Reading data about k-point neighbours

- All neighbours are found

AMN
k points = 32 in 32 pools
1 of 1 on ionode
corrupted size vs. prev_size

Program received signal SIGABRT: Process abort signal.

[xiaozha]

Hi,

Here the key is the following few points:
-The projection that you defined (using proj) and the number of Wannier functions that you provide the code (nbndsub) needs to be matched exactly.
-You need to have enough total number of bands. (your nscf combined with bands_skipped)
-The number of bands within the frozen window (between dis_froz_min and dis_froz_max) can not exceed nbndsub.

As an example, in your case, you have 31 bands with the skipping, and you defined 30 Wannier functions, so regarding point two, this is fine. However, the problem is point one, where now the number of Wannier functions does not match the projection you defined (as Sabya mentioned, that corresponds to 40 bands, not 30 or 3). Note that if you want to increase nbndsub to 40 to match the projections you defined, you also need to make sure to modify the bands excluded and the energy window to satisfy the other points accordingly. If there are problems with the energy window, I believe you would be able to see them in prefix.wout, so if that happens you can tune the window according to the message there.
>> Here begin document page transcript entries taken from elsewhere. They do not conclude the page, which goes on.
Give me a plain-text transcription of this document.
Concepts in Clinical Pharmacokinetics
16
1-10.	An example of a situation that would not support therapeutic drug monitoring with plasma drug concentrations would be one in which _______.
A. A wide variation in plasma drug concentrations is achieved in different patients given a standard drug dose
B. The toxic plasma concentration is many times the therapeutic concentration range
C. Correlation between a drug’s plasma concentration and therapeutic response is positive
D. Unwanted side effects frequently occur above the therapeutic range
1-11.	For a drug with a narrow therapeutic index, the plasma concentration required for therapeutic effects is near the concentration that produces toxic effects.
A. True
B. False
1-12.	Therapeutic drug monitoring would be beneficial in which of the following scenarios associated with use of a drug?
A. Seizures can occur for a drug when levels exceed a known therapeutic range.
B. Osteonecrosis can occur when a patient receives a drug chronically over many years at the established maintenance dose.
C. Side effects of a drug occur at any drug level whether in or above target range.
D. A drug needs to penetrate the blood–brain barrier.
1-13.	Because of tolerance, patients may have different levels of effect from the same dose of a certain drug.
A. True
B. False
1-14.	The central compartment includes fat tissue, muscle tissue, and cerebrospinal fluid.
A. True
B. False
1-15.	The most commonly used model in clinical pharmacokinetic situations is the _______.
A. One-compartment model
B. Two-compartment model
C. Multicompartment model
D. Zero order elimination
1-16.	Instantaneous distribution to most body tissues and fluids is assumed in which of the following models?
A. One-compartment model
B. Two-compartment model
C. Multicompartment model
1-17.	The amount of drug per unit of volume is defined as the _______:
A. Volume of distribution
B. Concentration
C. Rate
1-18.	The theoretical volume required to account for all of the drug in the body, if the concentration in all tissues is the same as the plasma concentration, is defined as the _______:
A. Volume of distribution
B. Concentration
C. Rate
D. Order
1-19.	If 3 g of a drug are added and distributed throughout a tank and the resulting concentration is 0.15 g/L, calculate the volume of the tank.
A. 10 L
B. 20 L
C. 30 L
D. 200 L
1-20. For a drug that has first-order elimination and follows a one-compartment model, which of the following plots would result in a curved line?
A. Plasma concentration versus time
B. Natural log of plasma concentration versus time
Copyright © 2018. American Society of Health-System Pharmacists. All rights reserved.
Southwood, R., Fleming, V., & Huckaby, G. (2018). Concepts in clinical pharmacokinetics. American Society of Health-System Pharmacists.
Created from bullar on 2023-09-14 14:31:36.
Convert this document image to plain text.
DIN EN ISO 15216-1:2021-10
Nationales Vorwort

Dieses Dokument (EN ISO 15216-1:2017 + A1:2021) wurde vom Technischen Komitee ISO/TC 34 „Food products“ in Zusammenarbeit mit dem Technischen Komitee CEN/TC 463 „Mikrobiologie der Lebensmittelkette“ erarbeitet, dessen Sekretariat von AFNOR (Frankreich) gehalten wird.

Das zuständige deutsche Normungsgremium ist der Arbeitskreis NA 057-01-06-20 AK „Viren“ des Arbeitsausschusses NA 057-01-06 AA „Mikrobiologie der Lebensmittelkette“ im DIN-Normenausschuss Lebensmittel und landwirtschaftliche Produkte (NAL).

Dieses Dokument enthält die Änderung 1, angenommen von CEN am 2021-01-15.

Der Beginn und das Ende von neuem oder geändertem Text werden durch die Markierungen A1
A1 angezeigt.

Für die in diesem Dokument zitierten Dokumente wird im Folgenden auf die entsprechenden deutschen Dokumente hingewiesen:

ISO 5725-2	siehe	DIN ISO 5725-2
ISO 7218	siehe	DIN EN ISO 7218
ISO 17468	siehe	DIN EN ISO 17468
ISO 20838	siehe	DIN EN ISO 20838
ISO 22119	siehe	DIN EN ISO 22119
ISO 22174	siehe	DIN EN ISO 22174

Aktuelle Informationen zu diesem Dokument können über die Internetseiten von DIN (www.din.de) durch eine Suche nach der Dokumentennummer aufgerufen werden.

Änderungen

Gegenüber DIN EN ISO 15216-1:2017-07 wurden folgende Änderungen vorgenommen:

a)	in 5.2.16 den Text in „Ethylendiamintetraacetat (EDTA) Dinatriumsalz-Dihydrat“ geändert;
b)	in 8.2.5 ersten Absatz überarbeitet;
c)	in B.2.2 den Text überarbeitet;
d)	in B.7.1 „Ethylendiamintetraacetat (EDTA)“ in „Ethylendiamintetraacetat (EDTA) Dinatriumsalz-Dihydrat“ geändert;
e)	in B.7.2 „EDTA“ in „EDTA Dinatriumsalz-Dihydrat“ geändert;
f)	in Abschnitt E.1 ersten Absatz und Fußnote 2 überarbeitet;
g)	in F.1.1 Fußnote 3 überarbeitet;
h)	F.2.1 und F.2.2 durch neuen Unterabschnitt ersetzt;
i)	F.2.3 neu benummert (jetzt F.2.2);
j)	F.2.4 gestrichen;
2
Alternatively, if you want to keep a small nbndsub, the simplest way around this is to use random projection instead of defining it explicitly, i.e.:
proj(1)='random'
which will allow the code to run, but it will likely give you bad Wannierization. Otherwise, you can try to remove proj tag, but instead set auto_projections and scdm_proj, with a proper combination of scdm_mu and scdm_sigma to use automatic projection scheme. If this is the route you want to take, I would take a look at the Wannier90 tutorials (https://wannier.org/support/) and they also have videos explaining the technique and how to properly choose and test the parameters, e.g.: https://www.youtube.com/watch?v=WqDvi6KZkF0.

Please see if these helps.
Best!
Xiao